To the filmmakers, Warwick’s legacy is as a trailblazer.

“She left the world a more inclusive place,” says Heilbroner. “She left the world with a bunch of artists who rose because of her example.”

“She did it with elegance. She did it with class. She did it with integrity,” says Wooley, who sat beside Warwick at the premiere. “It’s so good to see a woman like Dionne Warwick, 80 years old, get to smell her own flowers, while she’s alive and with us. Often these types of docs are made after somebody has left us.”

Warwick is not only still around, she’s planning to tour this fall.

“This thing called vocal cords? They’re muscles. They need exercise,” Warwick says, running her hand against her neck. “And I missed my audiences. I hope they missed me.”

Warwick’s life has lately taken some unlikely turns. During the pandemic, while stuck at home, she began tweeting regularly, bringing “Auntie Dionne” to a new generation of music listeners and pop stars.

“I’m having the best time,” says Warwick. “I’ve met some very interesting people. I made a lot of wonderful friends. I think I was the answer to what’s missing on Twitter: a grown-up.”
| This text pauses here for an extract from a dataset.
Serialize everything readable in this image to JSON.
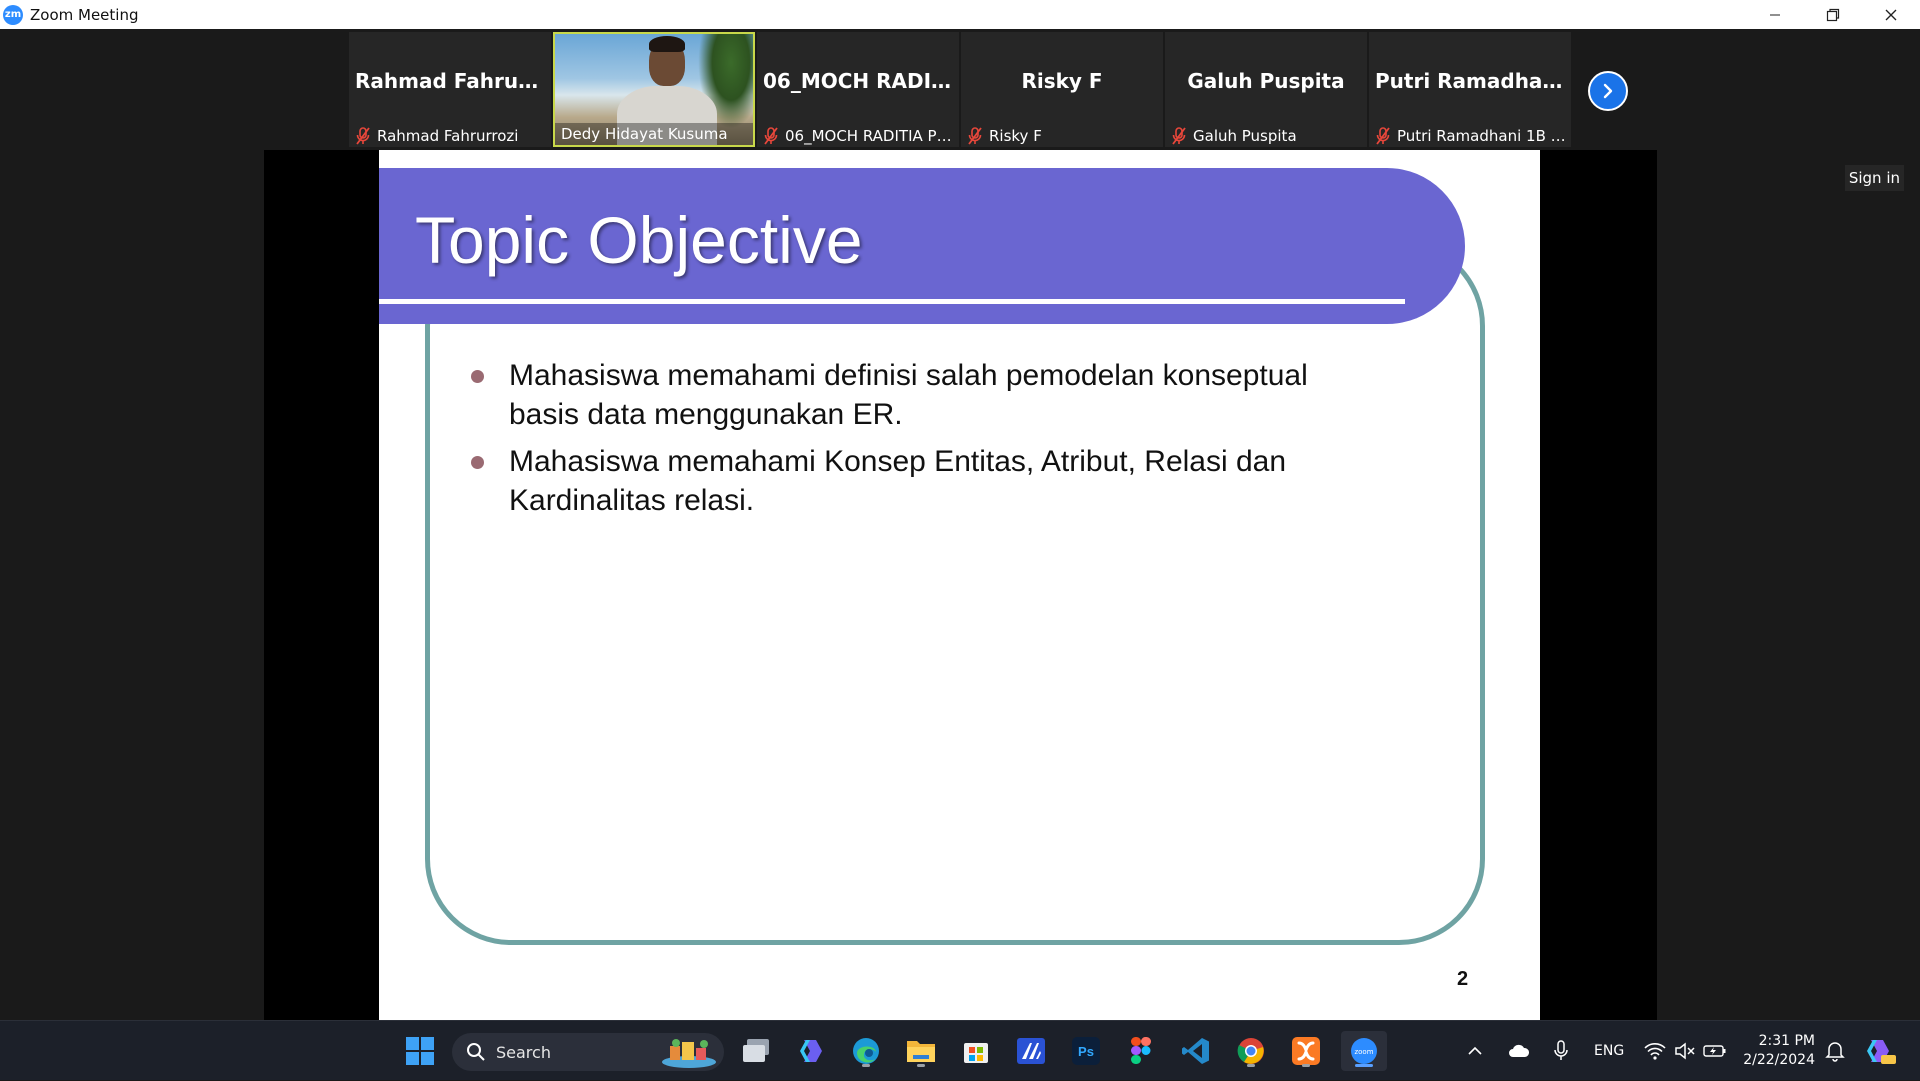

Her newfound social-media presence has brought her in contact with Chance the Rapper, the Weeknd and Taylor Swift. Those interactions, she says, have opened up “a whole new realm of people.” Warwick hopes to record with the Weekend. She already has with Chance.

“I said, ’Well, OK, Chance the Rapper. I am Dionne the Singer,” says Warwick. “He’s a wonderful young man.”

For Warwick, the lyric “Keep smiling/ Keep shining” from “That’s What Friends Are For” has become something like a mantra.

“Smiling is the true answer. Smiling, you don’t get the wrinkles. Frown, you get a wrinkle,” says Warwick. “And I am not going to get a wrinkle anywhere. I refuse.”